TİYATROYA GİRİŞ - DRAM SANATI - PROF. DR. ÖZDEMİR NUTKU

özdemir nutku tiyatrohane

İster Ege kıyılarının dağalara yaslanmış yirmi-otuz bin kişilik tiyatro yapıları, ister ortaçağın ilkel, arabalı sahneleri, ister Rönesans'ın görkemli gösterilerinin verildiği anıtsal yapılar, ister Orta Oyunu'nun bir halatla seyirciden ayrılmış toprak sahnesi, ister çağımızın durmadan geliştiren, inerli çıkarlı, dönerli kayarlı tekniğe dayalı sahneleri olsun, bunların tümü de, yüzyıllar boyu insanoğluna anlatılmaz hazlar ve coşkular vermişlerdir. Tiyatro denilen bu olguya her insan başka bir tepki göstermiş, bireyler değişik düzeyde düşünsel ve duygusal deneyimlere girmişlerdir. Ancak bu birbirinden değişik insanlar hazzı da, coşkuyu da, düşünceyi de birlikte yaşamanın o çoğu kez fark edilmeyen sevinci içinde sağlamışlardır. Tiyatro, birbirinden farklı insanların, değişik algılamalarla, sonuçta aynı doğruya yöneldikleri sanatsal bir değişim yeridir. Sanatsal değişim yeridir, çünkü tiyatrodaki haz yalnızca eğlenceden değil, aynı zamanda düşünme yetisinden gelen bir şeydir.
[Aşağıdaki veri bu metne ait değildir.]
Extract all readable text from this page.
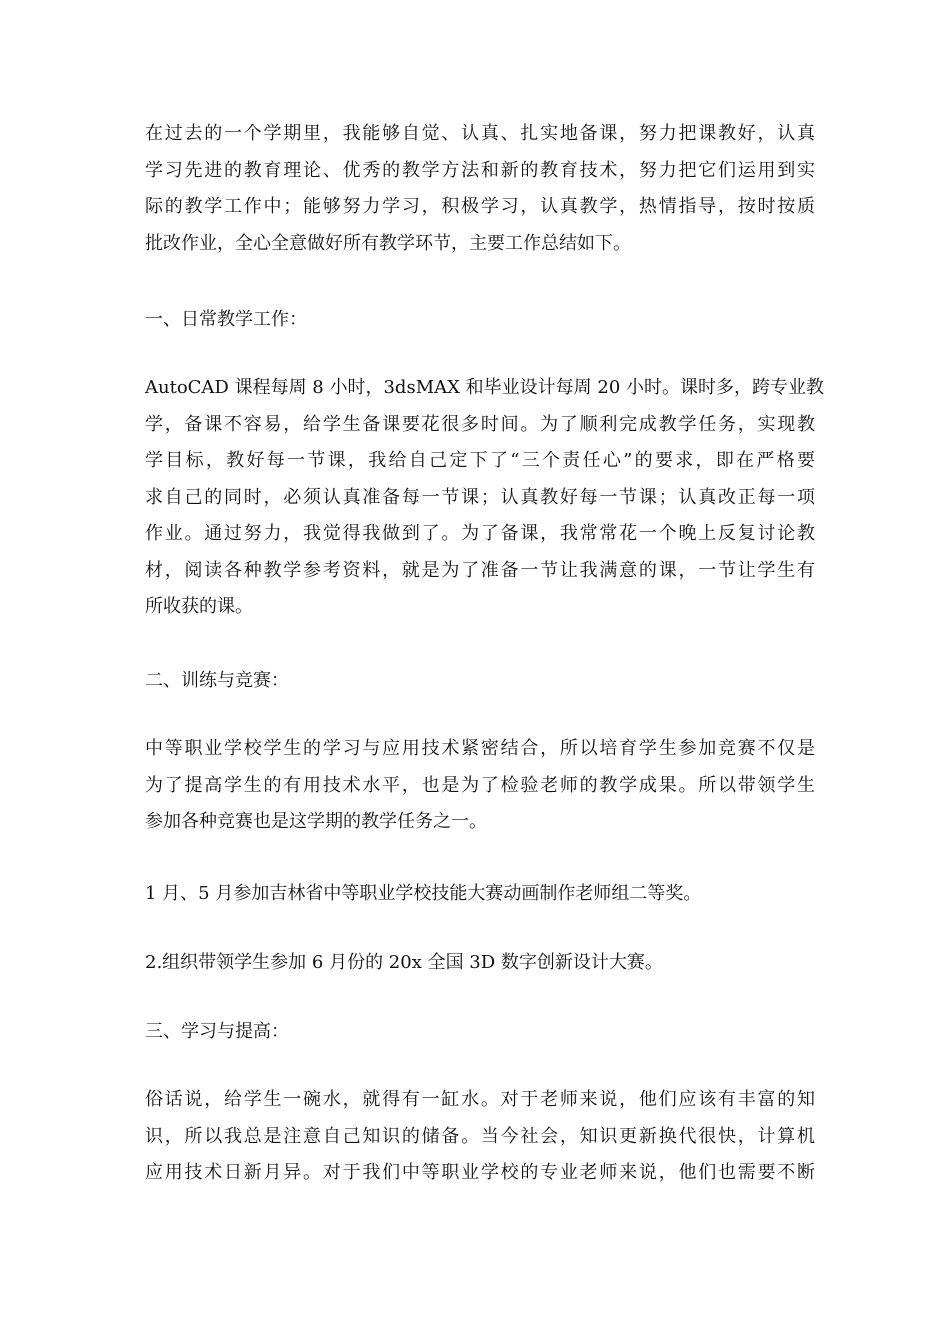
在过去的一个学期里，我能够自觉、认真、扎实地备课，努力把课教好，认真
学习先进的教育理论、优秀的教学方法和新的教育技术，努力把它们运用到实
际的教学工作中；能够努力学习，积极学习，认真教学，热情指导，按时按质
批改作业，全心全意做好所有教学环节，主要工作总结如下。
一、日常教学工作：
AutoCAD 课程每周 8 小时，3dsMAX 和毕业设计每周 20 小时。课时多，跨专业教
学，备课不容易，给学生备课要花很多时间。为了顺利完成教学任务，实现教
学目标，教好每一节课，我给自己定下了“三个责任心”的要求，即在严格要
求自己的同时，必须认真准备每一节课；认真教好每一节课；认真改正每一项
作业。通过努力，我觉得我做到了。为了备课，我常常花一个晚上反复讨论教
材，阅读各种教学参考资料，就是为了准备一节让我满意的课，一节让学生有
所收获的课。
二、训练与竞赛：
中等职业学校学生的学习与应用技术紧密结合，所以培育学生参加竞赛不仅是
为了提高学生的有用技术水平，也是为了检验老师的教学成果。所以带领学生
参加各种竞赛也是这学期的教学任务之一。
1 月、5 月参加吉林省中等职业学校技能大赛动画制作老师组二等奖。
2.组织带领学生参加 6 月份的 20x 全国 3D 数字创新设计大赛。
三、学习与提高：
俗话说，给学生一碗水，就得有一缸水。对于老师来说，他们应该有丰富的知
识，所以我总是注意自己知识的储备。当今社会，知识更新换代很快，计算机
应用技术日新月异。对于我们中等职业学校的专业老师来说，他们也需要不断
Orta öğretimde tiyatronun çeşitli yararları vardır. Bir yandan düşünsel, öbür yandan güzel duyusal açıdan bir gelişmeyi sağlayabilen tiyatro, başka bir yoldan da öğrencinin kişiliğini sağlam temeller üzerinde kurmasına yardımcı olur. Öğrenci, gerek seyirci, gerekse uygulayıcı olarak insanı ve onun varoluşunu anlamaya yarayan tiyatro hazzını yaşarken, aynı zamanda kendi kişiliğini geliştirmekte hızlı adımlar atmaya başlar. Okulda tiyatro, katılanlara düşünerek yorumlamayı ve dayanışmayı öğretirken, toplum yaşamı için gerekli olan sorumluluk duygusunu aşılar. Bu kadarla kalmaz, öğrencileri ilerideki yaşamı için gerekli becerileri sağlar: örneğin, dil kaygusunu, doğru ve güzel konuşmanın önemini öğretir; ona topluluk içinde rahatça hareket etmenin ölçüsünü verir, orta öğretim çağındaki gençlerin cinsel dengesizliklerini, ölçüsüzlüklerini denetim altına alır, sağlıklı ve doğal olanı gösterir. Ayrıca öğrencinin çeşitli sanat dallarıyla ilgilenmesini sağladığından, güzelduyusal algılama yeteneğini geliştirir.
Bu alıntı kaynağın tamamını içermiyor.